Eleanor’s title provides a glimpse into how she sees her field of densely overpainted-paint. Claire-voir is a term borrowed from French Baroque garden design; an era driven by the kingly power to shape nature as a divine right. It describes the way unexpected views are built into the design, such as hidden garden rooms revealed through ‘windows’ in hedges. Surprises popping out of ordered sightlines is a theatrical effect: but as with the repudiation by Robert Walser above, tending unruly gardens can lead to sentimentality: “The devil take such misleading dreamy softness.” I read this to mean that the desire to tame and control nature (or painting) through uniformity and orderliness is also a destructive desire. It removes spaces for viewers’ imaginations to flourish,[3] as well as the playfulness of the painter who is seeking the unexpected around each brush stroke. Paintings for Eleanor, like gardens for Jacob Von Gunten, Walser’s character, oscillate between desire and imagination, rules and unruliness. “There are quite other gardens with us”, Jacob declares, “To go into the real garden is forbidden. No pupils are allowed in there. I don’t really know why. But, as I said, we have another garden, perhaps more beautiful than the actual one.” (p. 87)

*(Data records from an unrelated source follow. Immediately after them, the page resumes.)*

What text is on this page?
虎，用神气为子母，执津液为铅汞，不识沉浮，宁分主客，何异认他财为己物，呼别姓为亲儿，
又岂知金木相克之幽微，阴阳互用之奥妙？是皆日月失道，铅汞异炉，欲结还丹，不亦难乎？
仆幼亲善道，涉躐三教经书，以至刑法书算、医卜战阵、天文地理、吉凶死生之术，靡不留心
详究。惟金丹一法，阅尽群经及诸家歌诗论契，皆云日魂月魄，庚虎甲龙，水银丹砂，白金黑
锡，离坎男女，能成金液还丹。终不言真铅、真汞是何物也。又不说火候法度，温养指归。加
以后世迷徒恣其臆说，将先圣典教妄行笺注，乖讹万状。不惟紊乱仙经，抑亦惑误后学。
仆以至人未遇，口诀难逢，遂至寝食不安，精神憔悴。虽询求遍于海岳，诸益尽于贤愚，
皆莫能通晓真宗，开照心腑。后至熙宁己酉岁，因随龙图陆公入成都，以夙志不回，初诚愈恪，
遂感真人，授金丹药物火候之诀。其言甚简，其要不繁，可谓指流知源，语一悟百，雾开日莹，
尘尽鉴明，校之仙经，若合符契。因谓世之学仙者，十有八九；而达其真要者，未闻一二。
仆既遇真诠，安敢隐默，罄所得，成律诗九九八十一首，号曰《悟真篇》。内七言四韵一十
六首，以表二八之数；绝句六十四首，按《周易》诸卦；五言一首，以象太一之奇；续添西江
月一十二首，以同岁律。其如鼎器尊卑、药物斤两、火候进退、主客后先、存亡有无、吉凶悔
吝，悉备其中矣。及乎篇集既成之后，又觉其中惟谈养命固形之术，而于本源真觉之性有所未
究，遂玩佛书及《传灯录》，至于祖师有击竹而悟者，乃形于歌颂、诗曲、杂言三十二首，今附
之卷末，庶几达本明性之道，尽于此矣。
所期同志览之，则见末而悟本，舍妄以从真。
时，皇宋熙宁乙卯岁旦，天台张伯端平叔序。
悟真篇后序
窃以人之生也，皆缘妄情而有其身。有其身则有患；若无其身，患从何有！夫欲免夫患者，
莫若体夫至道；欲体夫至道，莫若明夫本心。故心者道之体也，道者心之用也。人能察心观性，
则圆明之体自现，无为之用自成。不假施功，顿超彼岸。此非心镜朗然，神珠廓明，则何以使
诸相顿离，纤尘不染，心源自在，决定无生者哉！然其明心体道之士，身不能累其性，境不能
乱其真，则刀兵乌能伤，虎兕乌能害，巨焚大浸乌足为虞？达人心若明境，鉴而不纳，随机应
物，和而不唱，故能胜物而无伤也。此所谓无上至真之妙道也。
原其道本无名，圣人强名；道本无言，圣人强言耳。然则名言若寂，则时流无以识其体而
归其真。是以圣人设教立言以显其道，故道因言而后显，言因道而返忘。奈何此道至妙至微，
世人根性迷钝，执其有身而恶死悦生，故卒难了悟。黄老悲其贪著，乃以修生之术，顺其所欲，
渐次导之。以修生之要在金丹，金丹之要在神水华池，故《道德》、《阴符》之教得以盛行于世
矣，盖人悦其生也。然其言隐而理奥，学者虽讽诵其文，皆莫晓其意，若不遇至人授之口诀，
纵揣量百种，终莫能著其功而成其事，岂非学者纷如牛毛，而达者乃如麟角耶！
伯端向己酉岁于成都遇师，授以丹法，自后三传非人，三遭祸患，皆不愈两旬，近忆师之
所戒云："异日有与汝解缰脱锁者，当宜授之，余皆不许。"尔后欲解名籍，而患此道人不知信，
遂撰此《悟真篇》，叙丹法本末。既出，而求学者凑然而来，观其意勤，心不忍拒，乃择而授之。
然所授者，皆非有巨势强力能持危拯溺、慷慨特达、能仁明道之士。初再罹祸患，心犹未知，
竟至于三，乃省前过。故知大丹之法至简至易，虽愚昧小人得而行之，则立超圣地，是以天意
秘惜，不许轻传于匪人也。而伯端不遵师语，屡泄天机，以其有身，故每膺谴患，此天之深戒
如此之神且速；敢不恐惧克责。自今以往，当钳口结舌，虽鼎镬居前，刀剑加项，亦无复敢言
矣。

‘Just as in the garden (especially my childhood Walling garden, Delara), when a view is obscured by, for example, a tree or shrub (which can be thought of as a form made of colour and movement), I sense that were I to move beyond them, another site of experience would be revealed. This is one of the reasons why when layers of paint hide elements of a work, I still have a sense that something I want to experience is sitting just out of reach.’
Eleanor Louise Butt exchange, April 23, 2026
(claire-voir) is only one example from Unfolding Fields that allows for a deeper dive into Eleanor’s method. Her way of opening mysterious pathways, untamed surfaces and depths means that her paintings retain a tension between restraint and lawlessness that is necessarily unresolved. Otherwise, as with over-tended gardens, they would be paintings without a secret.
Jan Bryant
Art Programme
artprogramme.org
[1] Unfolding fields (claire-voie), 2026. Oil on cotton, 167.5 x 198 cm
[2] Eleanor sees her paintings as continuous events, without closure. Also, while some paintings are not touched again, others become starting points for new ones.
[3] It is probably far removed from Eleanor’s intentions, but once Gustave Courbet’s L’Origine du monde (1866) [oil on canvas, 46cm × 55cm, Musée d’Orsay] entered my mind, it wouldn’t leave. It stuck to my thoughts like flies to old flypaper. Might Unfolding (claire-voie) be an abstract version of Courbet’s vulvic nude (controversial and often censored) a work that has inspired numerous films and artworks? Could it be slotted into a line of modern art history that includes Marcel Duchamp’s assemblage, Étant donnés (1946–1966) [Philadelphia Museum of Art]? The tableau of a Courbet-inspired body is witnessed through peep holes in an old door? Or Katherine Breillat’s film, Anatomie de l’enfer (2004) that used the same pose for her sex scene?